Identifying hash algorithms
The Endeavour 2024-09-30
Given a hash value, an you determine what algorithm produced it? Or what algorithm probably produced it?
Obviously if a hash value is 128 bits long, then a 128-bit algorithm produced it. Such a hash value might have been produced by MD5, but not by SHA-1, because the former produces 128-bit hashes and the latter a 160-bit hash.
The more interesting question is this: given an n-bit hash, can you tell which n-bit hash algorithm it probably came from? You will find contradictory answers online. Some people confidently say no, that a hash value is for practical purposes a random selection from its range. Others say yes, and have point to software that reports which algorithm the hash probably came from. Which is it?

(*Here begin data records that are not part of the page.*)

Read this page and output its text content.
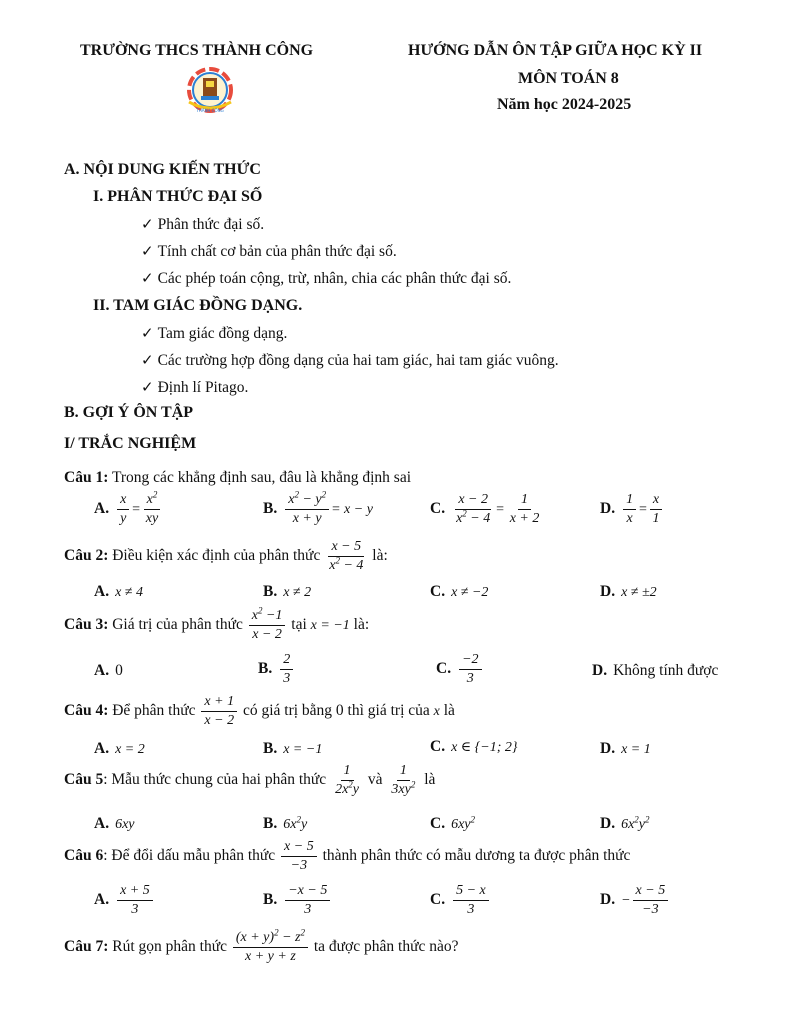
TRƯỜNG THCS THÀNH CÔNG	HƯỚNG DẪN ÔN TẬP GIỮA HỌC KỲ II
MÔN TOÁN 8
Năm học 2024-2025
THÀNH CÔNG
A. NỘI DUNG KIẾN THỨC
I. PHÂN THỨC ĐẠI SỐ
✓ Phân thức đại số.
✓ Tính chất cơ bản của phân thức đại số.
✓ Các phép toán cộng, trừ, nhân, chia các phân thức đại số.
II. TAM GIÁC ĐỒNG DẠNG.
✓ Tam giác đồng dạng.
✓ Các trường hợp đồng dạng của hai tam giác, hai tam giác vuông.
✓ Định lí Pitago.
B. GỢI Ý ÔN TẬP
I/ TRẮC NGHIỆM
Câu 1: Trong các khẳng định sau, đâu là khẳng định sai
A. $\frac{x}{y} = \frac{x^2}{xy}$	B. $\frac{x^2 - y^2}{x + y} = x - y$	C. $\frac{x - 2}{x^2 - 4} = \frac{1}{x + 2}$	D. $\frac{1}{x} = \frac{x}{1}$
Câu 2: Điều kiện xác định của phân thức $\frac{x - 5}{x^2 - 4}$ là:
A. x ≠ 4	B. x ≠ 2	C. x ≠ −2	D. x ≠ ±2
Câu 3: Giá trị của phân thức $\frac{x^2 -1}{x - 2}$ tại x = −1 là:
A. 0	B. $\frac{2}{3}$	C. $\frac{-2}{3}$	D. Không tính được
Câu 4: Để phân thức $\frac{x + 1}{x - 2}$ có giá trị bằng 0 thì giá trị của x là
A. x = 2	B. x = −1	C. x ∈ {−1; 2}	D. x = 1
Câu 5: Mẫu thức chung của hai phân thức $\frac{1}{2x^2y}$ và $\frac{1}{3xy^2}$ là
A. 6xy	B. $6x^2y$	C. $6xy^2$	D. $6x^2y^2$
Câu 6: Để đổi dấu mẫu phân thức $\frac{x - 5}{-3}$ thành phân thức có mẫu dương ta được phân thức
A. $\frac{x + 5}{3}$	B. $\frac{-x - 5}{3}$	C. $\frac{5 - x}{3}$	D. − $\frac{x - 5}{-3}$
Câu 7: Rút gọn phân thức $\frac{(x + y)^2 - z^2}{x + y + z}$ ta được phân thức nào?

Some hashing software has a custom output format, such as sticking a colon at a fixed position inside the hash value. Software such as hashid
uses regular expressions to spot these custom formats.

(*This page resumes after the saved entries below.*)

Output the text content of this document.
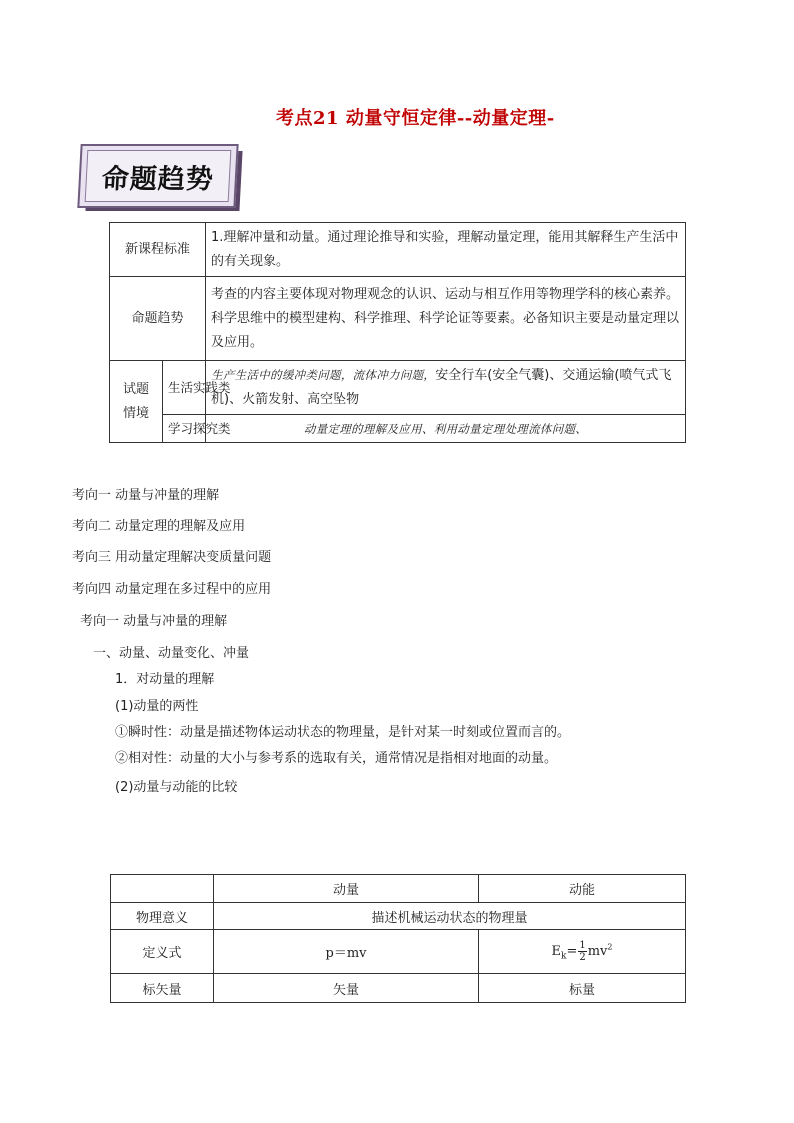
考点21 动量守恒定律--动量定理-
命题趋势
新课程标准		1.理解冲量和动量。通过理论推导和实验，理解动量定理，能用其解释生产生活中的有关现象。
命题趋势		考查的内容主要体现对物理观念的认识、运动与相互作用等物理学科的核心素养。科学思维中的模型建构、科学推理、科学论证等要素。必备知识主要是动量定理以及应用。
试题
情境	生活实践类	生产生活中的缓冲类问题，流体冲力问题，安全行车(安全气囊)、交通运输(喷气式飞机)、火箭发射、高空坠物
	学习探究类	动量定理的理解及应用、利用动量定理处理流体问题、
考向一 动量与冲量的理解
考向二 动量定理的理解及应用
考向三 用动量定理解决变质量问题
考向四 动量定理在多过程中的应用
考向一 动量与冲量的理解
一、动量、动量变化、冲量
1．对动量的理解
(1)动量的两性
①瞬时性：动量是描述物体运动状态的物理量，是针对某一时刻或位置而言的。
②相对性：动量的大小与参考系的选取有关，通常情况是指相对地面的动量。
(2)动量与动能的比较
	动量	动能
物理意义	描述机械运动状态的物理量	
定义式	p＝mv	$E_k= \frac{1}{2} mv^2$
标矢量	矢量	标量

But assuming you have a hash value that is simply a number, you cannot know which hash algorithm produced it, other than narrowing it to a list of known algorithms that produce a number of that length. If you could know, this would indicate a flaw in the hashing algorithm.

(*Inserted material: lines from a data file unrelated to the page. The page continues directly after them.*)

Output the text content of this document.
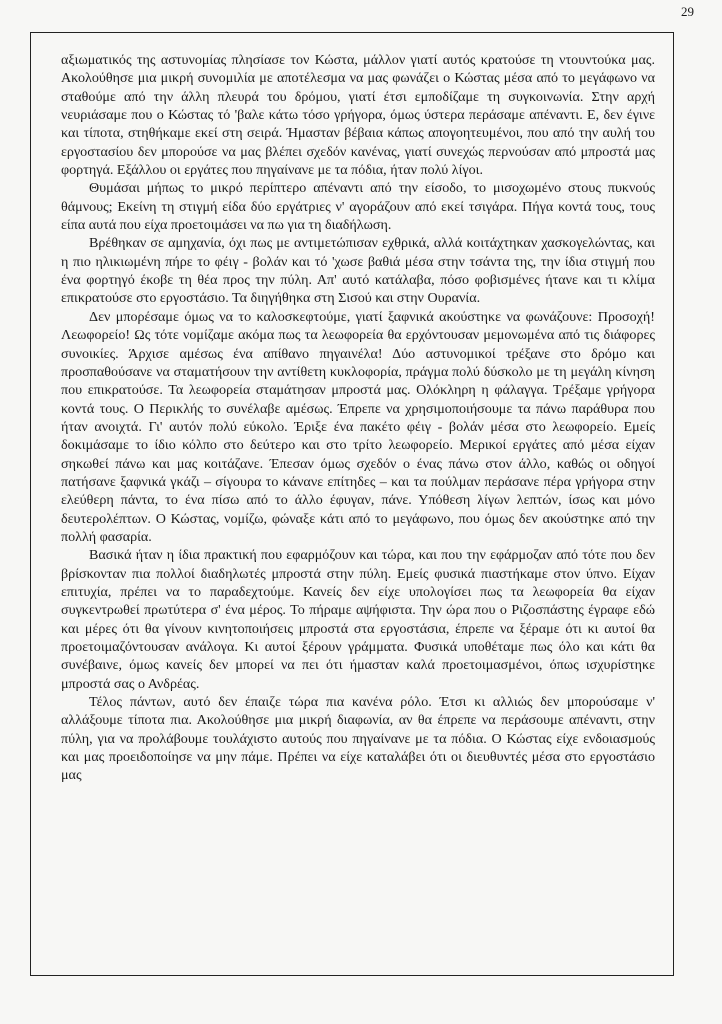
29

αξιωματικός της αστυνομίας πλησίασε τον Κώστα, μάλλον γιατί αυτός κρατούσε τη ντουντούκα μας. Ακολούθησε μια μικρή συνομιλία με αποτέλεσμα να μας φωνάζει ο Κώστας μέσα από το μεγάφωνο να σταθούμε από την άλλη πλευρά του δρόμου, γιατί έτσι εμποδίζαμε τη συγκοινωνία. Στην αρχή νευριάσαμε που ο Κώστας τό 'βαλε κάτω τόσο γρήγορα, όμως ύστερα περάσαμε απέναντι. Ε, δεν έγινε και τίποτα, στηθήκαμε εκεί στη σειρά. Ήμασταν βέβαια κάπως απογοητευμένοι, που από την αυλή του εργοστασίου δεν μπορούσε να μας βλέπει σχεδόν κανένας, γιατί συνεχώς περνούσαν από μπροστά μας φορτηγά. Εξάλλου οι εργάτες που πηγαίνανε με τα πόδια, ήταν πολύ λίγοι.

Θυμάσαι μήπως το μικρό περίπτερο απέναντι από την είσοδο, το μισοχωμένο στους πυκνούς θάμνους; Εκείνη τη στιγμή είδα δύο εργάτριες ν' αγοράζουν από εκεί τσιγάρα. Πήγα κοντά τους, τους είπα αυτά που είχα προετοιμάσει να πω για τη διαδήλωση.

Βρέθηκαν σε αμηχανία, όχι πως με αντιμετώπισαν εχθρικά, αλλά κοιτάχτηκαν χασκογελώντας, και η πιο ηλικιωμένη πήρε το φέιγ - βολάν και τό 'χωσε βαθιά μέσα στην τσάντα της, την ίδια στιγμή που ένα φορτηγό έκοβε τη θέα προς την πύλη. Απ' αυτό κατάλαβα, πόσο φοβισμένες ήτανε και τι κλίμα επικρατούσε στο εργοστάσιο. Τα διηγήθηκα στη Σισού και στην Ουρανία.

Δεν μπορέσαμε όμως να το καλοσκεφτούμε, γιατί ξαφνικά ακούστηκε να φωνάζουνε: Προσοχή! Λεωφορείο! Ως τότε νομίζαμε ακόμα πως τα λεωφορεία θα ερχόντουσαν μεμονωμένα από τις διάφορες συνοικίες. Άρχισε αμέσως ένα απίθανο πηγαινέλα! Δύο αστυνομικοί τρέξανε στο δρόμο και προσπαθούσανε να σταματήσουν την αντίθετη κυκλοφορία, πράγμα πολύ δύσκολο με τη μεγάλη κίνηση που επικρατούσε. Τα λεωφορεία σταμάτησαν μπροστά μας. Ολόκληρη η φάλαγγα. Τρέξαμε γρήγορα κοντά τους. Ο Περικλής το συνέλαβε αμέσως. Έπρεπε να χρησιμοποιήσουμε τα πάνω παράθυρα που ήταν ανοιχτά. Γι' αυτόν πολύ εύκολο. Έριξε ένα πακέτο φέιγ - βολάν μέσα στο λεωφορείο. Εμείς δοκιμάσαμε το ίδιο κόλπο στο δεύτερο και στο τρίτο λεωφορείο. Μερικοί εργάτες από μέσα είχαν σηκωθεί πάνω και μας κοιτάζανε. Έπεσαν όμως σχεδόν ο ένας πάνω στον άλλο, καθώς οι οδηγοί πατήσανε ξαφνικά γκάζι – σίγουρα το κάνανε επίτηδες – και τα πούλμαν περάσανε πέρα γρήγορα στην ελεύθερη πάντα, το ένα πίσω από το άλλο έφυγαν, πάνε. Υπόθεση λίγων λεπτών, ίσως και μόνο δευτερολέπτων. Ο Κώστας, νομίζω, φώναξε κάτι από το μεγάφωνο, που όμως δεν ακούστηκε από την πολλή φασαρία.

Βασικά ήταν η ίδια πρακτική που εφαρμόζουν και τώρα, και που την εφάρμοζαν από τότε που δεν βρίσκονταν πια πολλοί διαδηλωτές μπροστά στην πύλη. Εμείς φυσικά πιαστήκαμε στον ύπνο. Είχαν επιτυχία, πρέπει να το παραδεχτούμε. Κανείς δεν είχε υπολογίσει πως τα λεωφορεία θα είχαν συγκεντρωθεί πρωτύτερα σ' ένα μέρος. Το πήραμε αψήφιστα. Την ώρα που ο Ριζοσπάστης έγραφε εδώ και μέρες ότι θα γίνουν κινητοποιήσεις μπροστά στα εργοστάσια, έπρεπε να ξέραμε ότι κι αυτοί θα προετοιμαζόντουσαν ανάλογα. Κι αυτοί ξέρουν γράμματα. Φυσικά υποθέταμε πως όλο και κάτι θα συνέβαινε, όμως κανείς δεν μπορεί να πει ότι ήμασταν καλά προετοιμασμένοι, όπως ισχυρίστηκε μπροστά σας ο Ανδρέας.

Τέλος πάντων, αυτό δεν έπαιζε τώρα πια κανένα ρόλο. Έτσι κι αλλιώς δεν μπορούσαμε ν' αλλάξουμε τίποτα πια. Ακολούθησε μια μικρή διαφωνία, αν θα έπρεπε να περάσουμε απέναντι, στην πύλη, για να προλάβουμε τουλάχιστο αυτούς που πηγαίνανε με τα πόδια. Ο Κώστας είχε ενδοιασμούς και μας προειδοποίησε να μην πάμε. Πρέπει να είχε καταλάβει ότι οι διευθυντές μέσα στο εργοστάσιο μας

So, for example, a 160-bit hash value could come from SHA-1, or it could come from RIPEMD-160, Haval-160, Tiger-160, or any other hash function that produces 160-bit output.
To say which algorithm probably produced the hash, you need context, some sort of modeling assumption. In general SHA-1 is the most popular 160-bit hash algorithm, so if you have nothing else to go on, your best guess for the origin of a 160-bit hash value would be SHA-1. But RIPEMD is part of the Bitcoin standard, and so if you find a 160-bit hash value in the context of Bitcoin, it’s more likely to be RIPEMD. There must be contexts in which Haval-160 and Tiger-160 are more likely, though I don’t know what those contexts would be.
Barring telltale formatting, software that tells you which hash functions most likely produced a hash value is simply reporting the most popular hash functions for the given length.
For example, I produced a 160-bit hash of “hello world” using RIMEMD-160
echo -n "hello world" | openssl dgst -rmd160
then asked hashid
where it came from.
hashid '98c615784ccb5fe5936fbc0cbe9dfdb408d92f0f' Analyzing '98c615784ccb5fe5936fbc0cbe9dfdb408d92f0f' [+] SHA-1 [+] Double SHA-1 [+] RIPEMD-160 [+] Haval-160 [+] Tiger-160 [+] HAS-160 [+] LinkedIn [+] Skein-256(160) [+] Skein-512(160)
I got exactly the same output when I hashed “Gran Torino” and “Henry V” because the output doesn’t depend on the hashes per se, only their length.
Whether software can tell you where a hash probably came from depends on your notion of “probably.” If you find a 160-bit hash in the wild, it’s more likely to have come from SHA-1 than RIPEMD. But if you were to write a program to generate random text, hash it with either SHA-1 or RIPEMD, it would likely fail badly.